Subscribe to Grapevine Back to Grapevine page

  1. Cas says:

    I truly enjoyed this article. I recently found my self becoming and introvert due to Multiple Sclerosis. It has left me with cognitive issues, so I have problems keeping up with conversations. SO hence I have gone from extrovert to introvert!  Its not so bad really. I find I listen a lot more than I used to ,so hence I learn a lot more about people than I ever have. SO please extroverts, give us a break if you have some introvert acquaintances. We may have reasons why we are quiet beyond what you know, and it is really amazing to be in here watching and listening to the world around us..  

  2. Bernadette says:

    Thank you, Ian! I can relate to many of these things. I definitely prefer to express myself through writing and think of the best conversation lines … 3 hours after the conversation has ended!

  3. Margaret says:

    What a fascinating topic to open up within Soulseeds Ian. I see myself as somewhat of an introvert, wanting to express what is going on all the time in my head when in groups, but rarely getting the opportunity because someone else is more confident, quicker at popping the words into play, or lacking the confidence eventually to really try to speak when others are better at it. I will follow ths series with deep interest.

  4. Kellie says:

    You just made it okay to be an introvert!  Great piece. 

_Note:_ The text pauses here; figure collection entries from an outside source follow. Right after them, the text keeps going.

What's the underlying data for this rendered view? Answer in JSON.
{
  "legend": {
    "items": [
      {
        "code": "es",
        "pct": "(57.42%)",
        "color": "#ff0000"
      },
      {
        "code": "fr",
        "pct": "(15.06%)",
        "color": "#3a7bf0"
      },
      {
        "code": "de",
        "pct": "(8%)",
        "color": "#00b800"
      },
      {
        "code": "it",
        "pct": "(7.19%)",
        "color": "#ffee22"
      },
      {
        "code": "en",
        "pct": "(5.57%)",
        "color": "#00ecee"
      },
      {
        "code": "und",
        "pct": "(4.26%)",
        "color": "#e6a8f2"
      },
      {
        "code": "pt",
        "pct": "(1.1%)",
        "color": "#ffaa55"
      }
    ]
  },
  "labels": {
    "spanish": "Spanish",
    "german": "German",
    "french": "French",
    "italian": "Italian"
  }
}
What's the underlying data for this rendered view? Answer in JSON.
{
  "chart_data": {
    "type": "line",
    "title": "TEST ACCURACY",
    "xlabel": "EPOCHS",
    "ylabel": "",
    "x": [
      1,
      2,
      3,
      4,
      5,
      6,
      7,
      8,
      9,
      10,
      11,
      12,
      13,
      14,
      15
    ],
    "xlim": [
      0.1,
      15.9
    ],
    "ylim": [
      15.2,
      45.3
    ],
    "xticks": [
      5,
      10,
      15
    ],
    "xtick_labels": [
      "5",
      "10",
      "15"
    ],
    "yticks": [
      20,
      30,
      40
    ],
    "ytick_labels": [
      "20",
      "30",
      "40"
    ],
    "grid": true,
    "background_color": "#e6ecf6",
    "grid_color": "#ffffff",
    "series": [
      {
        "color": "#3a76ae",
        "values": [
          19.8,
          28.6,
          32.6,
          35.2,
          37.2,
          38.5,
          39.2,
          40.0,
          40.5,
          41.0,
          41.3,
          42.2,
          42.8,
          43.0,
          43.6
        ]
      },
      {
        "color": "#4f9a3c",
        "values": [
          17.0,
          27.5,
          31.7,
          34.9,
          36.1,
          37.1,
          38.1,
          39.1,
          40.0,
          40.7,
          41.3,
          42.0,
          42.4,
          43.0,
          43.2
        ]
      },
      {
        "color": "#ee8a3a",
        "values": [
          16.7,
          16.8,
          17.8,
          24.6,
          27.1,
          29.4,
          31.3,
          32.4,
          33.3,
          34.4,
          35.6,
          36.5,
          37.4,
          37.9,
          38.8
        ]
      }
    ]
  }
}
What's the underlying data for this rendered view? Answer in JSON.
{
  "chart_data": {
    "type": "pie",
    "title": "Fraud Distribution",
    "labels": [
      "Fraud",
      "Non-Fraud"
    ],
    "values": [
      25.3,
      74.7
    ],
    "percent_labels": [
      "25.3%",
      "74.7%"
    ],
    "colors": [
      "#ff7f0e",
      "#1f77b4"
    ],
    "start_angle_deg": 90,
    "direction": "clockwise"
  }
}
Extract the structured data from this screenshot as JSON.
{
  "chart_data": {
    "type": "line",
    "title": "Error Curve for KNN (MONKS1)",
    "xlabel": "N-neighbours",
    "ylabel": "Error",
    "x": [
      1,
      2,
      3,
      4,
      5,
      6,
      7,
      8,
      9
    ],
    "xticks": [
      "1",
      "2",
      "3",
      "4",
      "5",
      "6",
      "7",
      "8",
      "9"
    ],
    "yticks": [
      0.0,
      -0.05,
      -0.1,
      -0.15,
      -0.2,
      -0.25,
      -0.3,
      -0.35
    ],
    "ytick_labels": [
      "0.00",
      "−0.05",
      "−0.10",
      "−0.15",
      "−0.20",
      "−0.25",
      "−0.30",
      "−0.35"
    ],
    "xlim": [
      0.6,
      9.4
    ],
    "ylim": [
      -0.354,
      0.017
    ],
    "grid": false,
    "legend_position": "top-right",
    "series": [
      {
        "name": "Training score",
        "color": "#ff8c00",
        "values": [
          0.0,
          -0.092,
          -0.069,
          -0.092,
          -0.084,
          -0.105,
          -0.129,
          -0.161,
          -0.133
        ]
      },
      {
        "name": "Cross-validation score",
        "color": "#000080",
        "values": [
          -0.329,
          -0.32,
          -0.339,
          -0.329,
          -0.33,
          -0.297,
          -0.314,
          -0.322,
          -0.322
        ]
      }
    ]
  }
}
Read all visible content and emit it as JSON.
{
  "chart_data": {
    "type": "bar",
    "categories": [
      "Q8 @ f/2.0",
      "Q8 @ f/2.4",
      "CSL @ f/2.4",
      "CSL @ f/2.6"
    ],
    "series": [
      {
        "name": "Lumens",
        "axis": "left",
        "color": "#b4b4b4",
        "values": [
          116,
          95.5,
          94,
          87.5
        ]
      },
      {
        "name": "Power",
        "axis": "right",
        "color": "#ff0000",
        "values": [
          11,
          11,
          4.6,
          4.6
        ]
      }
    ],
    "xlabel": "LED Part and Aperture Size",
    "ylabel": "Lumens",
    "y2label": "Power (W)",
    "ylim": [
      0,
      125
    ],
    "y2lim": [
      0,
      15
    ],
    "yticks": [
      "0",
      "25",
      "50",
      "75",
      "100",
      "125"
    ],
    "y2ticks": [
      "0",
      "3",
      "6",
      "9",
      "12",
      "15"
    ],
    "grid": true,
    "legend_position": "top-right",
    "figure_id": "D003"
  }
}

  5. […] I wrote last week, I’m growing to accept being an introvert. But that doesn’t mean I can’t sometimes surprise […]

  6. KW says:

    Looking forward to more on the subject.  I wonder, what can an introvert do to help themselveswhen suffering from depression.  One of the remedies that others in health related fields is a strong emphasis in broadening one’s social life – get around more people, connect, make friends.  I started doing so because I felt something must be wrong w me if I don’t have more friends and socialize more.  But when I imagine myself sitting across from a friend or would be friend over lunch, I imagine a boring coversation as often is the case or the other person talks more about their interests.Only I do get lonely as I often feel I wish I had some closer friends I really connected w to talk to when I’m hurting and vice versa.  

  7. Kelli Roig says:

    THANK YOU! This describes me to a “T” and I’m so glad we’re talking about introverts openly. I wouldn’t be anything but an introvert, and enjoy my time alone.Namaste!

  8. Anonymous says:

    I am an introverted woman.  Sometimes I feel an enormous pressure to be  the quintessential  extrovert. I expend enormous amounts of energy maintaining a bubbly personality to avoid social awkwardness, and it’s excruciating.  After working with >/= 5 strangers in a day I  go home and ignore my phone/significant other and either read or just sit there quietly. I really appreciate this article because it helps me remember what I am,  that it’s ok and that I’m not the only one.  thanks

  9. Andrea says:

    I didn’t realize until just now that I am an introvert!  People express their beliefs that I am an extrovert , I think, because I am courageous in meetings and speak up for what I believe in – but they don’t know that it is usually after much contemplation and decision making that I am able to do this.  As a supervisor, I am one to go to the silent people to see what they think in lieu of more input from those who talk freely.  I thought the needing to be alone and the conversations in my head were anti-social behavior.  And yet I enjoy the company of a good friend and quiet small group conversation about a deep issue.   I feel better now about this whole thing and will be exploring it!  I believe I am fairly psychic (or pychic as Ian has said Jung calls it – hee hee) and would like to explore this side of me also.  Thanks, Ian!